Taking Learning Seriously

May 30, 2024

Like many programmers, I’ve always enjoyed learning new things. But over the past year, I’ve started taking learning seriously in a way that I never did before — at least outside of a formal academic setting.

Earlier in my career, learning was basically a given: almost any interesting project I could take on would involve diving into things I was unfamiliar with. But at a certain point, this stopped being true. As I gained more experience, I realized that I’d need to make a conscious effort to prioritize learning; otherwise, it would get easier and easier to stay in my comfort zone.

Over time, I’ve landed on a few small practices that work well for me. They’re not groundbreaking, but in combination they’ve made a pretty big difference.

Spaced repetition

Perhaps this is an obvious one. Maybe you’re thinking, “Surely he’s not surprised that spaced repetition is useful for learning!”

It’s not that SR is new to me — I first encountered it when I was learning German more than 15 years ago. I used Anki on and off over the years, but eventually stopped when my language skills got to a certain level.

But until recently, I never really considered using it for more complex topics — things that are less obviously about memorization. I was inspired to give it a try due to Michael Nielsen and Andy Matuschak, who’ve written persuasively about the benefits of SR in developing conceptual understanding.

It was surprising to me how much value I get from preparing the cards/prompts. The review is obviously critical, but — for complex topics at least — I feel like writing the prompts is quite helpful, and even enjoyable.

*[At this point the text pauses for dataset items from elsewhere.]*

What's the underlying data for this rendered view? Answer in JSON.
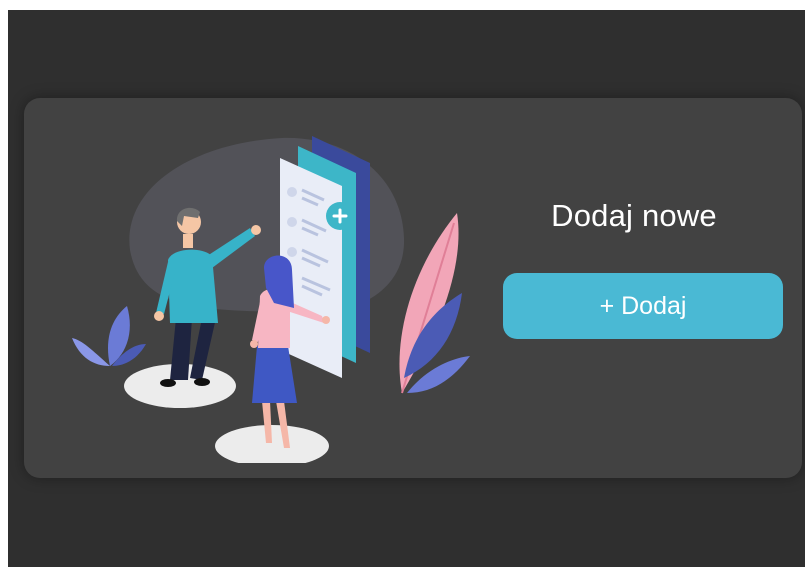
{
  "card": {
    "title": "Dodaj nowe",
    "add_button_label": "+ Dodaj"
  },
  "illustration": {
    "icon": "people-with-documents-illustration"
  },
  "colors": {
    "background": "#2f2f2f",
    "card": "#424242",
    "accent": "#4ab9d4",
    "text": "#ffffff"
  }
}
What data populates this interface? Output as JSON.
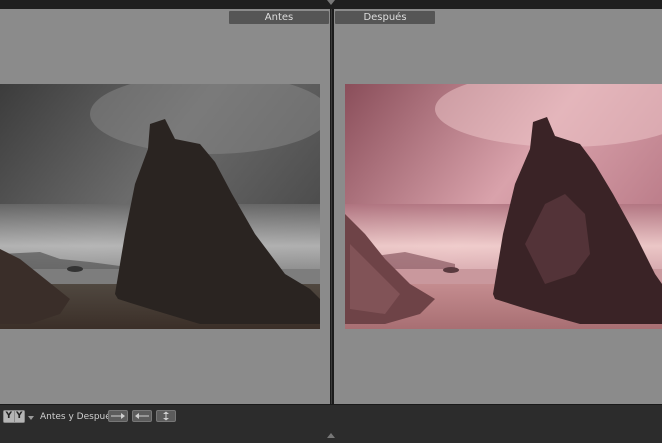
{
  "compare": {
    "before_label": "Antes",
    "after_label": "Después"
  },
  "toolbar": {
    "view_mode_glyphs": [
      "Y",
      "Y"
    ],
    "before_after_label": "Antes y Después:",
    "buttons": [
      {
        "name": "copy-before-to-after",
        "icon": "arrow-right-icon"
      },
      {
        "name": "copy-after-to-before",
        "icon": "arrow-left-icon"
      },
      {
        "name": "swap-before-after",
        "icon": "swap-icon"
      }
    ]
  },
  "colors": {
    "background": "#8b8b8b",
    "divider": "#1b1b1b",
    "label_bg": "#555555",
    "toolbar_bg": "#2c2c2c",
    "after_tint": "#c28f9a"
  }
}
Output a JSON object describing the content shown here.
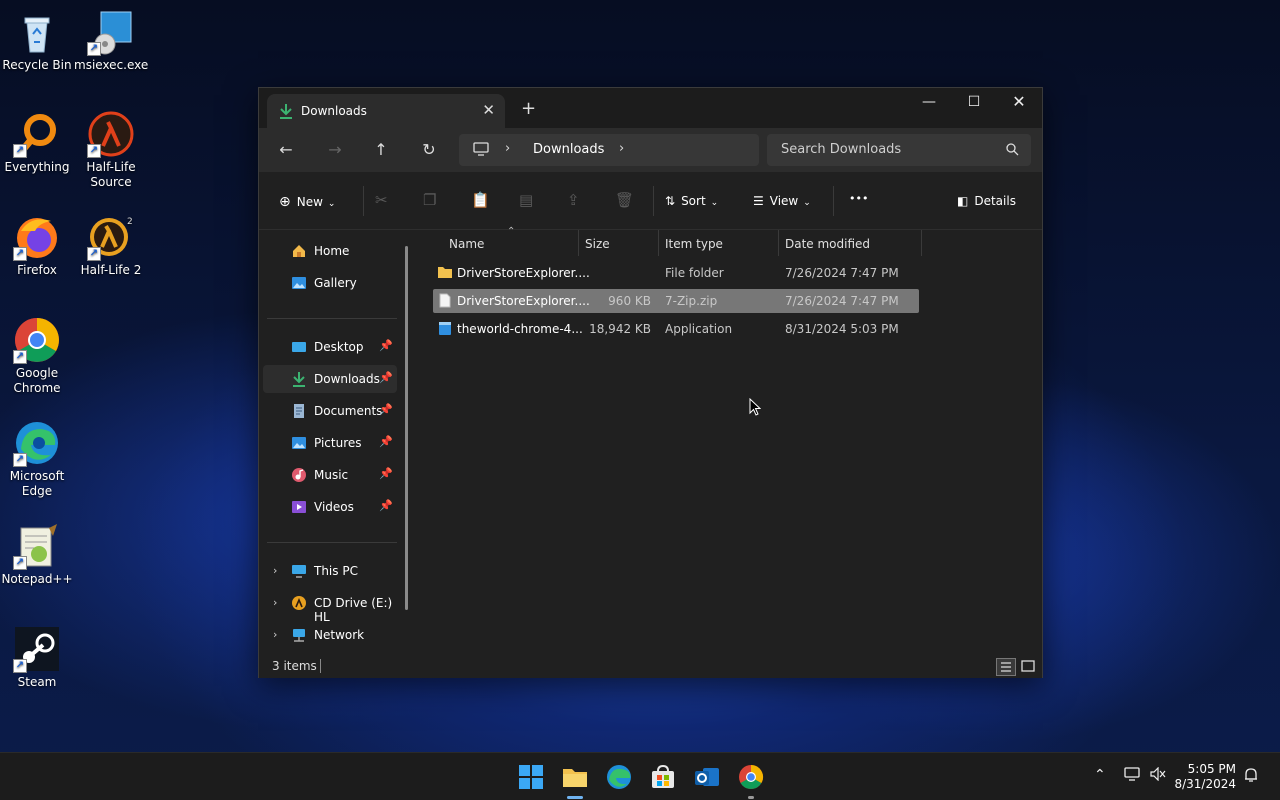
{
  "desktop": {
    "icons": [
      {
        "label": "Recycle Bin",
        "icon": "recycle-bin-icon"
      },
      {
        "label": "msiexec.exe",
        "icon": "installer-icon"
      },
      {
        "label": "Everything",
        "icon": "search-app-icon"
      },
      {
        "label": "Half-Life Source",
        "icon": "half-life-icon"
      },
      {
        "label": "Firefox",
        "icon": "firefox-icon"
      },
      {
        "label": "Half-Life 2",
        "icon": "half-life-2-icon"
      },
      {
        "label": "Google Chrome",
        "icon": "chrome-icon"
      },
      {
        "label": "Microsoft Edge",
        "icon": "edge-icon"
      },
      {
        "label": "Notepad++",
        "icon": "notepadpp-icon"
      },
      {
        "label": "Steam",
        "icon": "steam-icon"
      }
    ]
  },
  "window": {
    "tab_title": "Downloads",
    "address": {
      "segments": [
        "Downloads"
      ]
    },
    "search_placeholder": "Search Downloads",
    "toolbar": {
      "new_label": "New",
      "sort_label": "Sort",
      "view_label": "View",
      "more_label": "•••",
      "details_label": "Details"
    },
    "sidebar": {
      "items": [
        {
          "label": "Home",
          "icon": "home-icon",
          "pinned": false
        },
        {
          "label": "Gallery",
          "icon": "gallery-icon",
          "pinned": false
        },
        {
          "label": "Desktop",
          "icon": "desktop-folder-icon",
          "pinned": true
        },
        {
          "label": "Downloads",
          "icon": "downloads-folder-icon",
          "pinned": true,
          "active": true
        },
        {
          "label": "Documents",
          "icon": "documents-folder-icon",
          "pinned": true
        },
        {
          "label": "Pictures",
          "icon": "pictures-folder-icon",
          "pinned": true
        },
        {
          "label": "Music",
          "icon": "music-folder-icon",
          "pinned": true
        },
        {
          "label": "Videos",
          "icon": "videos-folder-icon",
          "pinned": true
        },
        {
          "label": "This PC",
          "icon": "this-pc-icon"
        },
        {
          "label": "CD Drive (E:) HL",
          "icon": "cd-drive-icon"
        },
        {
          "label": "Network",
          "icon": "network-icon"
        }
      ]
    },
    "columns": {
      "name": "Name",
      "size": "Size",
      "type": "Item type",
      "date": "Date modified"
    },
    "files": [
      {
        "name": "DriverStoreExplorer....",
        "size": "",
        "type": "File folder",
        "date": "7/26/2024 7:47 PM",
        "icon": "folder-icon"
      },
      {
        "name": "DriverStoreExplorer....",
        "size": "960 KB",
        "type": "7-Zip.zip",
        "date": "7/26/2024 7:47 PM",
        "icon": "zip-file-icon",
        "selected": true
      },
      {
        "name": "theworld-chrome-4...",
        "size": "18,942 KB",
        "type": "Application",
        "date": "8/31/2024 5:03 PM",
        "icon": "application-icon"
      }
    ],
    "status": "3 items"
  },
  "taskbar": {
    "apps": [
      "start-icon",
      "file-explorer-icon",
      "edge-icon",
      "store-icon",
      "outlook-icon",
      "chrome-icon"
    ],
    "time": "5:05 PM",
    "date": "8/31/2024"
  },
  "colors": {
    "window_bg": "#202020",
    "selection": "#777777",
    "accent": "#0078d4"
  }
}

It’s also a hack that forces me to pay closer attention when I’m reading reference material. Normally, if I’m reading a textbook like Fundamentals of Computer Graphics, it’s difficult to pay close attention and to really understand what I’m reading. But I’m more likely to do that if I read with the goal of writing some Anki prompts.

TILs

Like spaced repetition, this is another practice that led to some unexpected benefits.

Back in November of last year, I started a TIL (today I learned) repository. Since then, I’ve published 16 entries — a bit more than one every two weeks.

To be honest, I can’t quite remember what my motivations were. If anything, I thought that writing some of these things down would help me remember them, or at least give me an obvious place to search when I’d forgotten. But it’s turned out a bit differently than I expected.

What actually happens is this: I run across something that’s worth a TIL post, and the simple fact that I’m writing about it makes me explore it more deeply and try to understand it more fully. Once I’m ready to publish it, I’ve already gotten most of the benefit!

You’d think you could get most of the same benefits by taking careful notes, but there’s something powerful about making things public — it forces you to put an extra bit of thought and care into them.

Side projects

I recently tweeted about how I’ve changed my approach to side projects:

Previously, I tended to work on things that were either useful, novel, or valuable (i.e., could possibly be turned into some kind of business). It’s almost as if I was trying to satisfy a hypothetical Hacker News commenter.

But lately, I’ve started to take on projects purely to learn something. The things I’m building are ostensibly pointless or useless, but I learn a lot from the process of building them.

For example, here are some of my projects from the past few months:

You may notice a theme here: building a toy implementation of some existing thing, in order to better understand the core concepts. This is also new to me, but now that I’m in the habit of it, I want to do it more and more.

For example, I’ve been learning NumPy, and now I’m itching to write my own little ndarray library.

YMMV

…of course. These are a few things that work for me. Consider giving them a try, maybe they’ll work for you too.